More research is needed before the product can go to market, which is why the next phase of the study will look at how the disinfectant performs outside of the lab in real world applications. That work will look at how the disinfectant is affected by external factors such as temperature or sunlight. The team is in talks with a local hospital network to test the product in their facilities.
“We’re also exploring developing a semi-permanent film to see if we can coat and seal a hospital floor or door handles, areas where you need things to be disinfected and even with aggressive and persistent contact,” Drake says.
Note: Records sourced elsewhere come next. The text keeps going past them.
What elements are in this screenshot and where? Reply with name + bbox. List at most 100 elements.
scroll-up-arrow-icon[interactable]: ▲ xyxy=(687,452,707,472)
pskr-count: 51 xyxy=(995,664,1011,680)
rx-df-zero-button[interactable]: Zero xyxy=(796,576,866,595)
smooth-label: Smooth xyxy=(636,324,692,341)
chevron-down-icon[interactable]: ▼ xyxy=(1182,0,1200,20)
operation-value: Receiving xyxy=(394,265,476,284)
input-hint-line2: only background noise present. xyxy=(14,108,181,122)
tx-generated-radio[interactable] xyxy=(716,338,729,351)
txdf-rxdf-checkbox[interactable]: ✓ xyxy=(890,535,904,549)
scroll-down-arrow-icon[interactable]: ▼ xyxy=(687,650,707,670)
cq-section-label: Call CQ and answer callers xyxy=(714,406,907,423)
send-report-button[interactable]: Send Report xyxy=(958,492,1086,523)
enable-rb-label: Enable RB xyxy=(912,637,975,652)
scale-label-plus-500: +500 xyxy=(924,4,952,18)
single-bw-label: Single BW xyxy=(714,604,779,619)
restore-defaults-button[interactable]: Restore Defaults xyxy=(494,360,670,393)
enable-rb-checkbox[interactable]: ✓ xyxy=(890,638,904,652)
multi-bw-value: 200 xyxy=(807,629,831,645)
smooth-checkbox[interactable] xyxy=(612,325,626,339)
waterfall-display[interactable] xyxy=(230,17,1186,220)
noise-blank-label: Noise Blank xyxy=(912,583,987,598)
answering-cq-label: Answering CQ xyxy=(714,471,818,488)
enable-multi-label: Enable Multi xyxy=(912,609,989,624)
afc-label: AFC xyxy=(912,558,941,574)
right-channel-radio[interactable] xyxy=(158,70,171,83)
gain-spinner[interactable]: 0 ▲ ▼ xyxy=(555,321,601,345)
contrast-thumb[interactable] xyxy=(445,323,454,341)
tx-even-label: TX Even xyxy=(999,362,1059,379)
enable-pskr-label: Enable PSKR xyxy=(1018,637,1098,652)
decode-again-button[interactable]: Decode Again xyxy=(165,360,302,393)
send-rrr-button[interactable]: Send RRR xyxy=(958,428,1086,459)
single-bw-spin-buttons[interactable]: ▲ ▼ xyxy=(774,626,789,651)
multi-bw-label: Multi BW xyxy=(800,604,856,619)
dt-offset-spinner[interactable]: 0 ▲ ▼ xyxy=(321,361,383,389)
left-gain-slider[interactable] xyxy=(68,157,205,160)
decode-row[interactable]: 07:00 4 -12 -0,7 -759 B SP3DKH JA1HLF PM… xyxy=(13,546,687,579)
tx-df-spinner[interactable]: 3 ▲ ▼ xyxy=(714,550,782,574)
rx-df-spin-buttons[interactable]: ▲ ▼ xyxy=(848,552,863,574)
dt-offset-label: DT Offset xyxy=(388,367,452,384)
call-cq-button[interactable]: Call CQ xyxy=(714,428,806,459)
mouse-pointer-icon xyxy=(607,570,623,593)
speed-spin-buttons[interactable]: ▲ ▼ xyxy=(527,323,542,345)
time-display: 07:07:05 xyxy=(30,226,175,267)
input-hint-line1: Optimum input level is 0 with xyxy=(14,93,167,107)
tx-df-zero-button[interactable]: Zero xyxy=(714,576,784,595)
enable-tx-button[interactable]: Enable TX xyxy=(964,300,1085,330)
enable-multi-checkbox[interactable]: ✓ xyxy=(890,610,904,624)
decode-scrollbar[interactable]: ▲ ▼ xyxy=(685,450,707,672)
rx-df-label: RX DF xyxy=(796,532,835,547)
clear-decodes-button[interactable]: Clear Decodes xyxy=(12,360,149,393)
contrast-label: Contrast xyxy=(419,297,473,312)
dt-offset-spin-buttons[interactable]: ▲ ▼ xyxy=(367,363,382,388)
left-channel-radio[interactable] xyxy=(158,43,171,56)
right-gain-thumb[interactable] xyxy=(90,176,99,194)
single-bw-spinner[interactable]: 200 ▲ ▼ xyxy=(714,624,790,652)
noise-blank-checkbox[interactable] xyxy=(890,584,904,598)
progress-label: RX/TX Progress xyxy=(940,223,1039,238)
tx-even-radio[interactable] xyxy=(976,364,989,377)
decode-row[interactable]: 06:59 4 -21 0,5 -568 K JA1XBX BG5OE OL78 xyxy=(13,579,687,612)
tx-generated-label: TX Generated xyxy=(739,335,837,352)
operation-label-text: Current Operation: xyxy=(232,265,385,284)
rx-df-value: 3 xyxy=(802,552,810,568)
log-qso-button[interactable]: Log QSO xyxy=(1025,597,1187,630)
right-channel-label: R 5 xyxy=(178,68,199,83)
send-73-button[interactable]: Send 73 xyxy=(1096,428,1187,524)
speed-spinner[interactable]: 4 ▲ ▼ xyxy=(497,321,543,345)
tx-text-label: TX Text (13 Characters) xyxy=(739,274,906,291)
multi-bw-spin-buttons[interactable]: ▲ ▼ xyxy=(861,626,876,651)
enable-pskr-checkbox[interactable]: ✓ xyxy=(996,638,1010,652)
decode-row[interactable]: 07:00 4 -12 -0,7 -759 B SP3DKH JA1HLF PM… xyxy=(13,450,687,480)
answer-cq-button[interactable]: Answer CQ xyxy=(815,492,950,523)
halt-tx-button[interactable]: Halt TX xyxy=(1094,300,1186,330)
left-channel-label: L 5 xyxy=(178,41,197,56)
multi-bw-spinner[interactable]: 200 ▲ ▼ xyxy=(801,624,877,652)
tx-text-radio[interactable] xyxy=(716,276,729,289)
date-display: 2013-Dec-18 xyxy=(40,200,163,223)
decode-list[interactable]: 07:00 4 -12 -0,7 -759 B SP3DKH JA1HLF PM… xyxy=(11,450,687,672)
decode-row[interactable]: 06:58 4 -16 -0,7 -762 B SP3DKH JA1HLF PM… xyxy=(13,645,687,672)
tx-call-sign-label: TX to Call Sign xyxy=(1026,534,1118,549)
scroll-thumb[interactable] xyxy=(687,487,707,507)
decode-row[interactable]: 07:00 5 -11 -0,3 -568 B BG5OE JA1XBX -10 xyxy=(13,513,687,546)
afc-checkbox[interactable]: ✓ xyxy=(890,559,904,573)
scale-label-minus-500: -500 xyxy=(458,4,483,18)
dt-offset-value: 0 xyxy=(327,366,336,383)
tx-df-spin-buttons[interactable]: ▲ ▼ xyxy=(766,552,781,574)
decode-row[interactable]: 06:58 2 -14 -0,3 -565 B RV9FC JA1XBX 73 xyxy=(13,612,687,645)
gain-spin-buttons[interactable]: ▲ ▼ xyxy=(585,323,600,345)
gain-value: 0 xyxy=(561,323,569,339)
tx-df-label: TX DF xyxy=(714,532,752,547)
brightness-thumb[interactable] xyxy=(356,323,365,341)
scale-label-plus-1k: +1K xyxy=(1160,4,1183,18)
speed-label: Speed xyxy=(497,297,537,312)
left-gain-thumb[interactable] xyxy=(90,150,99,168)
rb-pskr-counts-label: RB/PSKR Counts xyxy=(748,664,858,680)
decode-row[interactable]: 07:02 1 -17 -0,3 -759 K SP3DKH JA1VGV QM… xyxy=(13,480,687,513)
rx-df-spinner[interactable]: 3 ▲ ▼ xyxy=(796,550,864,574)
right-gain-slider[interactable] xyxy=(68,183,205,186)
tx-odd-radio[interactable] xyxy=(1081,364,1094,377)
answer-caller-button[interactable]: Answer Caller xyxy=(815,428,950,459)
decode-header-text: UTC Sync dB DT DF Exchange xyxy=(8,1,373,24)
Seal joined UCF’s Department of Materials Science and Engineering, which is part of UCF’s College of Engineering and Computer Science, in 1997. He has an appointment at the College of Medicine and is a member of UCF’s Biionix Cluster, which focuses on advancing medical technology for prosthetics. He is the former director of UCF’s Nanoscience Technology Center and Advanced Materials Processing Analysis Center. He received his doctorate in materials engineering with a minor in biochemistry from the University of Wisconsin and was a postdoctoral fellow at the Lawrence Berkeley National Laboratory at the University of California Berkeley.
Parks came to UCF in 2014 after 20 years at the Wake Forest School of Medicine, where he was professor and chairman of the Department of Microbiology and Immunology. He earned his doctorate in biochemistry at the University of Wisconsin and was an American Cancer Society Fellow at Northwestern University.
The study was co-authored by post-doctoral researchers Candace Fox from the College of Medicine and Craig Neal from the College of Engineering and Computer Science. Graduate students Tamil Sakthivel, Udit Kumar and Yifei Fu from the College of Engineering and Computer Science were also co-authors.